A moment later Phobos pulled his hand from the biometric device. Following a metallic click, he pushed the door open and peeked inside. The hallway was empty.
“It’s not far,” he whispered, quick-stepping through the opening. He placed his back against the wall and held the precision made 9mm automatic in front of him with both hands. Katherine followed, then Joe, who assumed a similar defensive position against the opposite wall. Joe was familiar with the posture—standard military procedure when clearing a corridor—stay quiet and sweep the openings, returning your back to the wall so that only three sides need protection and nobody gets behind you.
Moving gingerly along the fifty-yard route, they soon arrived at a set of doors marked “GENETICS.” Phobos held his finger to his lips to emphasize stealth, then began checking the clip on his weapon.
Suddenly there was wailing coming from inside the room, like shrieks from possessed pterodactyls vibrating through the walls,. The birds!
In a flash, Phobos kicked the door so hard that it flew open. Inside, Joe saw six gray things descending on a young woman strapped to a gurney. Was it Sheri!?
“The blood of Jesus be against you!” Phobos shouted, and the lights to the building went out.
*******************************
Glowing with brilliancy so white as to be imperceptible to human eyes, the beautiful, silver-skinned herald flew across the eastern horizon toward the awaiting angel assembly.

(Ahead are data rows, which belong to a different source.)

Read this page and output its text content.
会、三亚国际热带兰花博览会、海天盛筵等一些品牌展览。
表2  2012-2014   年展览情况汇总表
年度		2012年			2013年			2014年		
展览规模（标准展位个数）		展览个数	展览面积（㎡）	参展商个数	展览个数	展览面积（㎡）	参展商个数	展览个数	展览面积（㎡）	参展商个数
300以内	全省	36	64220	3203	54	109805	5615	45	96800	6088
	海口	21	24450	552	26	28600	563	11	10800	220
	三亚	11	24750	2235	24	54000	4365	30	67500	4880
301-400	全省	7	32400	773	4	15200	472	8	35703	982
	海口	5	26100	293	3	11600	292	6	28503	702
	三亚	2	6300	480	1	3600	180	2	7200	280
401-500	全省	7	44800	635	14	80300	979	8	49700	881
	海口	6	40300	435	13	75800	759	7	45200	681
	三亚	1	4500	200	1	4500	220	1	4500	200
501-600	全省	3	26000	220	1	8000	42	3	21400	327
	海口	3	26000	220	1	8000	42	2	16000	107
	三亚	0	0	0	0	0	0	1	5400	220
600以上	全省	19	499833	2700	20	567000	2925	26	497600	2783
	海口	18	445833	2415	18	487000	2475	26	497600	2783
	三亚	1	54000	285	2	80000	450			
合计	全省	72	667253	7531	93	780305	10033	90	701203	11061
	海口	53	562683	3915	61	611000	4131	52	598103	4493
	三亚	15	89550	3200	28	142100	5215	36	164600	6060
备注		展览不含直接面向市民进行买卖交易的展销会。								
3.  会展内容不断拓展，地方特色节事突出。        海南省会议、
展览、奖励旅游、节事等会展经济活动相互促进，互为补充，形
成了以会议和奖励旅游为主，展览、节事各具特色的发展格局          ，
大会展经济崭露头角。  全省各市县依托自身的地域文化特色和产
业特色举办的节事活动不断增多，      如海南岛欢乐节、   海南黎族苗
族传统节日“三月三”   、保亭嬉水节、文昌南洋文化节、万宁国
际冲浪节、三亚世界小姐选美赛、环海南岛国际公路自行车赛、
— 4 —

Justice looked thoughtfully at the approaching messenger. Even he could appreciate the glorious contrail of hyperdimensional particles flowing out from behind the being, down into the camp.
Swift watched too, as did the myriad of other warriors, as the luminous presence drifted from the fourth dimension into the third, alighting atop the cloud. The herald’s wings ceased rushing and folded gently to his sides. Then he walked forward and held out a golden scroll. Justice, the host’s commander, took the parchment and unrolled it. He paused for a second, then shouted, “IT’S TIME!”
At Mt. Hood Evangelical Seminary, the prayer group sensed the mystical event. While the ominous clouds outside had grown larger and blacker by the hour, a sudden presence of light and peace flooded the modest chapel, compelling the Bible students to depths of intercession and praise unlike anything they’d known before.
None of them could explain what each of them had felt. It was as if the small crowd was abruptly visited, strengthened, and joined to an unseen yet tangible upheaval. They were inexplicably endowed with what to say, how to say it, and when.
Simultaneously across Portland, startled Christians leapt from furniture, from behind desks at work, from cars they had quickly pulled to the roadside, as visions of glorious beings passing over the earth flashed before their minds.
Then without warning, people everywhere began to plead for the blood of Jesus to cover them.
Off the Columbia River, at the north end of a small alcove, a single candle flickered inside the tiny bedroom of a nearly forgotten cabin. Too tired to continue reading, the old man placed his Bible over his racing heart and clutched the tattered anointing cloth his wife Ruby had sewn. At his feet, Tater sniffed the air, hackles raised, snarling.